Intracellular protein denaturation caused by severe heat stress does not lead to bacterial death

LAURA V. BUTTIGLIERO; ALEJANDRO M. VIALE

Puerto Madryn

Congreso; XLVI Reunión Anual Sociedad Argentina de Investigación en Bioquímica y Biología Molecular; 2010

Sociedad Argentina de Investigación en Bioquímica y Biología Molecular

Exposure of E. coli cultures to temperatures above 50ºC (severe heat stress, SHS) promotes cell death, an effect largely enhanced in bacteria lacking DnaK chaperones. Main SHS cell targets are not well defined, but intracellular protein denaturation/aggregation was proposed as a major heat inactivation factor.

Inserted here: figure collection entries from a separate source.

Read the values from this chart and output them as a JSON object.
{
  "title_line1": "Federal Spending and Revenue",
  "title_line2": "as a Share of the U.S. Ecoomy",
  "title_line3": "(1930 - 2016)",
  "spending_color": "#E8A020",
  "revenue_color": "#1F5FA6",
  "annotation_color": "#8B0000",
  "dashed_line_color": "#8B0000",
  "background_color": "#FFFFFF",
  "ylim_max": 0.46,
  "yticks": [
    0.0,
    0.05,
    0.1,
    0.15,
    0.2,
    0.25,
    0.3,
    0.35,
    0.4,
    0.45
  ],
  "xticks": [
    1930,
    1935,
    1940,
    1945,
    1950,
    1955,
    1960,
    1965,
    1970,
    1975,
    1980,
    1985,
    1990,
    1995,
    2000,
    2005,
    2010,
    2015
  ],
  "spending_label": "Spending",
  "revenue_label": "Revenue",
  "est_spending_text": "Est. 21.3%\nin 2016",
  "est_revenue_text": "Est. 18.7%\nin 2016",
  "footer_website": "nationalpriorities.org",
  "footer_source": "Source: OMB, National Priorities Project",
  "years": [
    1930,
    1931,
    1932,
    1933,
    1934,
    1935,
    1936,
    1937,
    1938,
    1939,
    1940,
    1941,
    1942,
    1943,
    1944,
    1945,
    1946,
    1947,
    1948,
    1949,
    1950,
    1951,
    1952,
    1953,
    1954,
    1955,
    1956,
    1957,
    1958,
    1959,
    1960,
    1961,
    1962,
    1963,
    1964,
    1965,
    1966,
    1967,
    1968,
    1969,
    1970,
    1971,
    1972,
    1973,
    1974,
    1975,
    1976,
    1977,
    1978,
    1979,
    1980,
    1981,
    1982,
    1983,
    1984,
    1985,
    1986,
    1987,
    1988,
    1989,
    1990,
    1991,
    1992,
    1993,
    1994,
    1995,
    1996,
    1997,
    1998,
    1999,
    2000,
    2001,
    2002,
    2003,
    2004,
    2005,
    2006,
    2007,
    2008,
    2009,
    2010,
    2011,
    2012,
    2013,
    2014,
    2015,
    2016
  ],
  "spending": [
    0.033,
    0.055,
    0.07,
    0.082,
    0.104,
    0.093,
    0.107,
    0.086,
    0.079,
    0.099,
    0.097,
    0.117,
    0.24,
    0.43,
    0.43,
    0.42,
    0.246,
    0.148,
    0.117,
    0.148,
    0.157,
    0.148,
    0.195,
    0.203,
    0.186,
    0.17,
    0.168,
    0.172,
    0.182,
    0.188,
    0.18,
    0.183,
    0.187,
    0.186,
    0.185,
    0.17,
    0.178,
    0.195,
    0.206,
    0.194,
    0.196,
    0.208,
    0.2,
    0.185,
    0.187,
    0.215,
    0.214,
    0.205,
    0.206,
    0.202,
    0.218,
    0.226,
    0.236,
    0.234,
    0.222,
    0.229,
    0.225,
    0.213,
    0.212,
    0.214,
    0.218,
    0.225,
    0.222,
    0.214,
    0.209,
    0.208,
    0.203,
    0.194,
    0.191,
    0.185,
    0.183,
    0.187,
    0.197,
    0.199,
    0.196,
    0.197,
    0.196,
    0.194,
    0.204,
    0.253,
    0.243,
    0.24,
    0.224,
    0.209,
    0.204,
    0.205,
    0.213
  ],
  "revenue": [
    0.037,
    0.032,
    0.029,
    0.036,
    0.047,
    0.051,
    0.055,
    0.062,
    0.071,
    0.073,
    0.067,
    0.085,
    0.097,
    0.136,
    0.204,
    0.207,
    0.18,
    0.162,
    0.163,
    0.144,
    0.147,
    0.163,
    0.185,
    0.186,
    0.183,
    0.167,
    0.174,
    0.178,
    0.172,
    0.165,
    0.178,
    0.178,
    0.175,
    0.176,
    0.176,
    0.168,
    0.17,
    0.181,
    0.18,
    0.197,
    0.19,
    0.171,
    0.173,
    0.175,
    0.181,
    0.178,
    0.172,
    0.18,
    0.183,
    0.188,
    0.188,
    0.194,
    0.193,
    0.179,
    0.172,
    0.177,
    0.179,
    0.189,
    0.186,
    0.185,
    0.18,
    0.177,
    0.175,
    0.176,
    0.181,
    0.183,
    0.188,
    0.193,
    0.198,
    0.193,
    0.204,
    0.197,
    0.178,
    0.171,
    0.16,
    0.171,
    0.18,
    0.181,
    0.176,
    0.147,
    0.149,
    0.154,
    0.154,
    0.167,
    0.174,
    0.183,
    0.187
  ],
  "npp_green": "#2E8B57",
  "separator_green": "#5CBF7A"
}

We studied whether SHS-induced protein denaturation compromises cell recovery from stress. Exposure of wild-type (wt) cells to 50ºC for short periods not causing substantial death in the population promoted growth arrest during subsequent incubation at 30ºC. Quali (SDS-PAGE) and quantitative (cell lysis) analyses indicated a rapid 7-10 fold SHS-mediated increase in intracellular protein denaturation, which was maintained during recovery at 30ºC and even after re-initiation of growth. Lack of DnaK caused massive death but only a slight increase in protein denaturation as compared to wt bacteria. Cell visualization using contrast phase microscopy showed neither morphological changes nor formation of protein aggregates due to SHS, a result also supported by buoyant density Percoll centrifugation analysis. The overall results indicate that even though SHS caused cytoplasmatic protein denaturation, it was not accompanied by massive formation of intracellular aggregates. Moreover, DnaK-mediated protein removal/reactivation was not necessary to maintain viability or to resume growth.